O Estado de S.Paulo - 05/05
Paul Gauguin e André Breton viveram neste hotel em que vim parar - o pintor em 1891, o escritor em 1921. A passagem de um e outro pelo Hôtel Delambre, então Hôtel des Écoles, está registrada em duas placas de pedra nas laterais da porta de entrada. Bem faria eu de me inspirar no exemplo dos fantasmas ilustres que me precederam entre estas paredes, vestidos, suponho, com lençóis de algodão egípcio e arrastando correntes de ouro. Na impossibilidade, porém, de vir a merecer eu mesmo uma placa, seja em Paris ou Matozinhos, consolo-me na suposição mesquinha de que nem Gauguin nem Breton, para produzirem as obras que os eternizaram, terão habitado a cela de monge a que minhas esbeltas finanças me condenam. Ou será que sim? Pelo menos não devem ter tido como vizinhos, do outro lado de uma parede de estuque, esse bando de canadenses cuja fuzarca etílico-hormonal crepita madrugada adentro. Breton, não sei, mas Gauguin não trabalhava aqui; durante um tempo, dividiu ateliê nas imediações (Rue de la Grande Chaumière) com Modigliani, aquele dos pescoços intermináveis.
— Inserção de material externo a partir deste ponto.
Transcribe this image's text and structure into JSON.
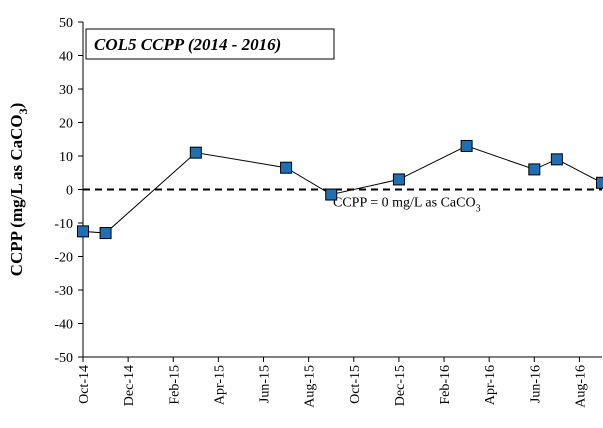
{
  "chart_data": {
    "type": "line",
    "title": "COL5 CCPP (2014 - 2016)",
    "y_label": {
      "text": "CCPP (mg/L as CaCO",
      "subscript": "3",
      "tail": ")"
    },
    "annotation": {
      "text": "CCPP = 0 mg/L as CaCO",
      "subscript": "3",
      "y": 0
    },
    "x": [
      "Oct-14",
      "Nov-14",
      "Mar-15",
      "Jul-15",
      "Sep-15",
      "Dec-15",
      "Mar-16",
      "Jun-16",
      "Jul-16",
      "Sep-16"
    ],
    "series": [
      {
        "name": "CCPP",
        "color": "#1f6fb5",
        "values": [
          -12.5,
          -13,
          11,
          6.5,
          -1.5,
          3,
          13,
          6,
          9,
          2
        ]
      }
    ],
    "xlim": [
      "Oct-14",
      "Sep-16"
    ],
    "xticks": [
      "Oct-14",
      "Dec-14",
      "Feb-15",
      "Apr-15",
      "Jun-15",
      "Aug-15",
      "Oct-15",
      "Dec-15",
      "Feb-16",
      "Apr-16",
      "Jun-16",
      "Aug-16"
    ],
    "ylim": [
      -50,
      50
    ],
    "yticks": [
      -50,
      -40,
      -30,
      -20,
      -10,
      0,
      10,
      20,
      30,
      40,
      50
    ],
    "grid": false
  }
}
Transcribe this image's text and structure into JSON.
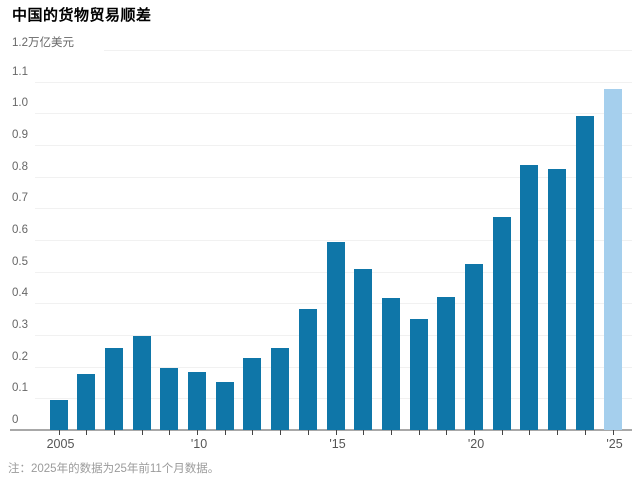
{
  "title": "中国的货物贸易顺差",
  "note": "注：2025年的数据为25年前11个月数据。",
  "colors": {
    "bar": "#0f76a8",
    "bar_highlight": "#a5cfed",
    "gridline": "#f1f1f1",
    "axis": "#a8a8a8",
    "tick": "#444444",
    "title_text": "#000000",
    "axis_label_text": "#666666",
    "note_text": "#9b9b9b"
  },
  "chart_data": {
    "type": "bar",
    "title": "中国的货物贸易顺差",
    "unit": "万亿美元",
    "categories": [
      2005,
      2006,
      2007,
      2008,
      2009,
      2010,
      2011,
      2012,
      2013,
      2014,
      2015,
      2016,
      2017,
      2018,
      2019,
      2020,
      2021,
      2022,
      2023,
      2024,
      2025
    ],
    "values": [
      0.095,
      0.176,
      0.26,
      0.298,
      0.195,
      0.183,
      0.152,
      0.227,
      0.259,
      0.382,
      0.594,
      0.508,
      0.417,
      0.351,
      0.42,
      0.523,
      0.673,
      0.837,
      0.824,
      0.99,
      1.077
    ],
    "highlight_index": 20,
    "highlight_note": "2025 bar shown in light blue (partial-year data)",
    "ylim": [
      0,
      1.2
    ],
    "ytick_step": 0.1,
    "ytick_labels": [
      "0",
      "0.1",
      "0.2",
      "0.3",
      "0.4",
      "0.5",
      "0.6",
      "0.7",
      "0.8",
      "0.9",
      "1.0",
      "1.1",
      "1.2"
    ],
    "xticks": [
      {
        "year": 2005,
        "label": "2005"
      },
      {
        "year": 2010,
        "label": "'10"
      },
      {
        "year": 2015,
        "label": "'15"
      },
      {
        "year": 2020,
        "label": "'20"
      },
      {
        "year": 2025,
        "label": "'25"
      }
    ],
    "grid": true,
    "legend": "none",
    "xlabel": "",
    "ylabel": "万亿美元",
    "note": "注：2025年的数据为25年前11个月数据。"
  }
}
O diabo sabe para quem aparece. Provavelmente não havia turistas ruidosos no Hôtel des Bains, bem ao lado do meu na rue Delambre, quando em 1937 uma jovem professora do Liceu Molière chamada Simone de Beauvoir pariu ali seu primeiro romance, Quand Prime le Spirituel, só publicado em 1979. Não há placa, mas é informação segura. Na ficção, Simone primava pelo espiritual, mas na vida real já entabulara namoro-cabeça com um moço de olho torto. Como é sabido, ela e Jean-Paul Sartre nunca dividiram teto. Só vieram a coabitar no cemitério de Montparnasse, aqui pertinho - a pequena distância, aliás, de Charles Baudelaire, personagem secundário no túmulo do padrasto com quem não se dava, o general Jacques Aupick, cujas glórias, há muito esmaecidas, lá estão trombeteadas no mármore. Para compensar, em outro ponto do cemitério o poeta mereceu imponente cenotáfio, monumento funerário em que o homenageado não está. Mais adiante você topa com Julio Cortázar, Samuel Beckett e Guy de Maupassant. Em número de visitantes, nenhum deles bate Serge Gainsbourg, cuja tumba jaz praticamente enterrada em flores, papéis e tíquetes de metrô que parecem incitar o ator e compositor a mais viagens, agora sem aditivos.
Mas voltemos à rue Delambre, onde o meu hotel, hoje com três estrelas, era pouso de modesta grandeza ao tempo em que se chamava des Écoles: com seu adjetivo, o Grand Hôtel des Écoles, atual Lenox, no n.º 15, lhe fazia sombra. No quarto 32 moraram, mas não simultaneamente, Marcel Duchamp e o fotógrafo Man Ray. Por lá andou também, ainda obscuro mas já libertino, o romancista Henry Miller, com sua musa June.
No 15 da rue Delambre, viveu e trabalhou de 1917 a 1924 o pintor japonês Foujita, com sua franja engomada cor de shoyu. O Studio Hôtel, no 9, esplêndido art déco com três andares, de 1926, foi e segue sendo reduto de artistas, não necessariamente plásticos. Isadora Duncan morou num daqueles ateliês, cujo generoso pé-direito, imagino, permitiria a bailarinos que nem ela decolar nos mais audaciosos grands jetés; mas por pouco tempo, pois em 1927, estando em Nice, Isadora teve aquela má ideia de passear de carro conversível com uma longa echarpe, a qual, sabemos todos, desfraldada pelo vento, enroscou-se numa das rodas do veículo, apagando a grande estrela por enforcamento.
Bem em frente ao Studio Hôtel está o restaurante Auberge de Venise, instalado onde existiu o Dingo - o bar de que falei aqui na semana passada, no qual Ernest Hemingway e Scott Fitzgerald teriam se conhecido numa noite de 1925, conforme conta o primeiro em Paris É Uma Festa. Ainda não puseram placa. Em má hora fui enveredar por essa história, pois desde então há quem me acuse de ter chamado o ficcionista de mentiroso, de reduzir a relação dos dois a um descabido Fla-Flu. Não me leve a mal, portanto, me leve a bem, se voltar ao assunto num dos próximos domingos, pois tenho mais lenha para essa fogueira.